Git Product home page Git Product logo

predictive_keyboard_with_r's Introduction

Data Science Capstone

Andres Fernando Garcia 3/31/2021

Overview

The goal of this project is to get familiar with the databases of text, perform a summary of the data and do the necessary cleaning. Large databases comprising of text in a target language are commonly used when generating language models for various purposes. The databases was obtained from news, blogs and twitter.

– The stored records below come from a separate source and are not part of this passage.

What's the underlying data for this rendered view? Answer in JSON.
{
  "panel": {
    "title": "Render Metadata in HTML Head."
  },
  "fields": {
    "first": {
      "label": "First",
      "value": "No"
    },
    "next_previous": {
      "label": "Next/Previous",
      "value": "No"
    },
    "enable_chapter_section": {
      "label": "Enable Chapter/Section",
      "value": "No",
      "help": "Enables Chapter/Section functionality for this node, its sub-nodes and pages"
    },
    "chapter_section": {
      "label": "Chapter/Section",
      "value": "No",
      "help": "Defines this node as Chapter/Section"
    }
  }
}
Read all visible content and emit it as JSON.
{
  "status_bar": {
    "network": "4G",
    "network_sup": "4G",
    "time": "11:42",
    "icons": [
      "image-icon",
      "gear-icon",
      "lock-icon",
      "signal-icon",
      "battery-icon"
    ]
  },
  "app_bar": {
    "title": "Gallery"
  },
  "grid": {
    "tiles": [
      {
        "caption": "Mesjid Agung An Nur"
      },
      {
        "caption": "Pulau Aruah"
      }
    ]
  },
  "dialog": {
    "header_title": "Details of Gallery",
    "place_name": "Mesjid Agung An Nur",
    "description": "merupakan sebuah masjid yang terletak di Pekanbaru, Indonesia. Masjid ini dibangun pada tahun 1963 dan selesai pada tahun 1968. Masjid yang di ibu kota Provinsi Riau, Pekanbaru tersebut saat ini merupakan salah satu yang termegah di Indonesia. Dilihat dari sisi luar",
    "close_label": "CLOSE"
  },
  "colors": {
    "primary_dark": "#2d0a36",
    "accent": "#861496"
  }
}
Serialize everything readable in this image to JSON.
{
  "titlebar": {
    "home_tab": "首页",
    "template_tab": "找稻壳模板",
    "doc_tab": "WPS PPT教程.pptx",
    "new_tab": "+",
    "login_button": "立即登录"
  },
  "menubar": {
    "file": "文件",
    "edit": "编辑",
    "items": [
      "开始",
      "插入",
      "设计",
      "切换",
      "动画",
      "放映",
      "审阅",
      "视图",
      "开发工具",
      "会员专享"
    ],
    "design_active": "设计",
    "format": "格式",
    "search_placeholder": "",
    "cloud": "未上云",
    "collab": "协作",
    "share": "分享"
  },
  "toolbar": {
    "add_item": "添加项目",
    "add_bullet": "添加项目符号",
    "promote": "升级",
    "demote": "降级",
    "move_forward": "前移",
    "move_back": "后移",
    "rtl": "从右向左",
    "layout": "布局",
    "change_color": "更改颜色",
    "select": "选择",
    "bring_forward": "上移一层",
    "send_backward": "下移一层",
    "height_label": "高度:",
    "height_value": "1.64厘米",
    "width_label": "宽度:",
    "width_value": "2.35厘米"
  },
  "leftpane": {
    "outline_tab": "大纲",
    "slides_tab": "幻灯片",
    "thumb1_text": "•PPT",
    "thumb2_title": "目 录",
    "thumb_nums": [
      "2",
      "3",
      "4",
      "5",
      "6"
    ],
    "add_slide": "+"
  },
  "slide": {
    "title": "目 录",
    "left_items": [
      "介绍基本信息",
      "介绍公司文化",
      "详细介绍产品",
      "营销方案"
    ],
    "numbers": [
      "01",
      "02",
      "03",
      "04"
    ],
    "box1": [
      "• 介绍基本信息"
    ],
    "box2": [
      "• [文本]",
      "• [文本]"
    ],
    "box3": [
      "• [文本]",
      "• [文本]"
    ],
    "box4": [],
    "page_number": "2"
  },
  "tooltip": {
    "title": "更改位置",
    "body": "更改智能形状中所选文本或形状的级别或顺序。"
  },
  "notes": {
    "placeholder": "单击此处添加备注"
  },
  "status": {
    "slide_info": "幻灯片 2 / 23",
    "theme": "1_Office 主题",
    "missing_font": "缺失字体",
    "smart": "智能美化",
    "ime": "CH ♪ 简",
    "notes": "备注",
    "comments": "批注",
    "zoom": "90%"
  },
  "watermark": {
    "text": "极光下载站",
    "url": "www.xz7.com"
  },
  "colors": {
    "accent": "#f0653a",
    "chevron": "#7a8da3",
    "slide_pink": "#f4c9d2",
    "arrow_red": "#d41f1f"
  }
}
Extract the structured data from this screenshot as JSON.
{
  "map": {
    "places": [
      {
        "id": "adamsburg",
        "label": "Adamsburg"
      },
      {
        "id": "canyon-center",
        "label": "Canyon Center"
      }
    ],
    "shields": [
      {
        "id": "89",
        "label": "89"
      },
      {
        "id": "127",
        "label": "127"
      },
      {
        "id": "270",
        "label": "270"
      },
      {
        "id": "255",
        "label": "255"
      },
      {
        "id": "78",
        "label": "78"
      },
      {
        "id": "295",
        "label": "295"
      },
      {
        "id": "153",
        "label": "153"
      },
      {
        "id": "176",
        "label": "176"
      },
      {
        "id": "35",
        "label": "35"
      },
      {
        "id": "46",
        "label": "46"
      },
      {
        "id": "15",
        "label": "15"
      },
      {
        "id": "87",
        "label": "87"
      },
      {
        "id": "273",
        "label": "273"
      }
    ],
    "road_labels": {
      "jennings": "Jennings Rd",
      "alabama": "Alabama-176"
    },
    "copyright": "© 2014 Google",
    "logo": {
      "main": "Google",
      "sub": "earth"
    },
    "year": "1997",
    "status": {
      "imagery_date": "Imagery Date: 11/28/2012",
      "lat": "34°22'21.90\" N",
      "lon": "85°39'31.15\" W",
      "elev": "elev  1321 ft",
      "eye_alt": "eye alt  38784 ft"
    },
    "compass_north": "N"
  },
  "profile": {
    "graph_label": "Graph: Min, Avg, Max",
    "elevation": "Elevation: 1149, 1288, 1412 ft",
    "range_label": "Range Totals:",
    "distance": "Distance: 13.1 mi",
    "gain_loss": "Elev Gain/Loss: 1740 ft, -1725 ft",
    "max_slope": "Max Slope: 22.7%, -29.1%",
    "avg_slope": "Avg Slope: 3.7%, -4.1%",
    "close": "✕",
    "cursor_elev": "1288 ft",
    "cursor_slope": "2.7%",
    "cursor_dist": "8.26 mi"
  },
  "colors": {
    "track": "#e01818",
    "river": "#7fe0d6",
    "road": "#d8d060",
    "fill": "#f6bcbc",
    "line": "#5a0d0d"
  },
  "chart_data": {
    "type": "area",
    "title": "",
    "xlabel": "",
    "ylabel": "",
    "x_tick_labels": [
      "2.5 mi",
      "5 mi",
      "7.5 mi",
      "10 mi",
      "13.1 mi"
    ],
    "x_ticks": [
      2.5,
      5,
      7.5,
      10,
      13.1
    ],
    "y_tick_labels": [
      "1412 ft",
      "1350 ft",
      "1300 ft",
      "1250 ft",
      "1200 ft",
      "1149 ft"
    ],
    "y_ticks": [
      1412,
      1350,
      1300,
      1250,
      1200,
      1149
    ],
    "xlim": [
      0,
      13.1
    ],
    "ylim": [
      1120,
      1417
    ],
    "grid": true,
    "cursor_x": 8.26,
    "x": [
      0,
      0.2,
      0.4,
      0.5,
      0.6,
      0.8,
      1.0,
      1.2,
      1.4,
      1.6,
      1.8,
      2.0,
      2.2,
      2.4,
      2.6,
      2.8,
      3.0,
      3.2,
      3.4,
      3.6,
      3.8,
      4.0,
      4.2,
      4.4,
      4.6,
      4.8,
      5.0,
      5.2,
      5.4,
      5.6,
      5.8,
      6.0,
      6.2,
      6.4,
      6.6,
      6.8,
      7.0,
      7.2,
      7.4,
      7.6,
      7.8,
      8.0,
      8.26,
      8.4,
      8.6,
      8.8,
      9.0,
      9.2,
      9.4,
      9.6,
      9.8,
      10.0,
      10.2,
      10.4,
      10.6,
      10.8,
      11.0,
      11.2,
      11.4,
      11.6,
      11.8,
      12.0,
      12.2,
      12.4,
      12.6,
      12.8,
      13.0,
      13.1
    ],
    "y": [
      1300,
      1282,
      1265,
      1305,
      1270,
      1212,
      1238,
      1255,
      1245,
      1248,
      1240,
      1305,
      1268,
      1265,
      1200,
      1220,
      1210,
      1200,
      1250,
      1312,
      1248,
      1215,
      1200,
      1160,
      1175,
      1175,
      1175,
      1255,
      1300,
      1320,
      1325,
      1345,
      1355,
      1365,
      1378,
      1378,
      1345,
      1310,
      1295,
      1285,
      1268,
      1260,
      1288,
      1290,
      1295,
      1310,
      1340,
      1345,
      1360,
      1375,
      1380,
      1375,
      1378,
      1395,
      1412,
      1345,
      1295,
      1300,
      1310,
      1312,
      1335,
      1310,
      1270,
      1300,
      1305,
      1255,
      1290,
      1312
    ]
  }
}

In first instance the data must be cleaned to later analyze what words appear more frequently. The clean process consist on:

  1. Convert to lowercase all letters
  2. Erase the punctuation
  3. Erase each number
  4. Remove any english empty word
  5. Clean the white spaces

After this, the most frequented word are showed on a wordcloud using the wordcloud library. On this kind of graphs, the size of the word depends of the frequency that it appears on the databases. More frequent the word, more bigger it will be shown on the graph.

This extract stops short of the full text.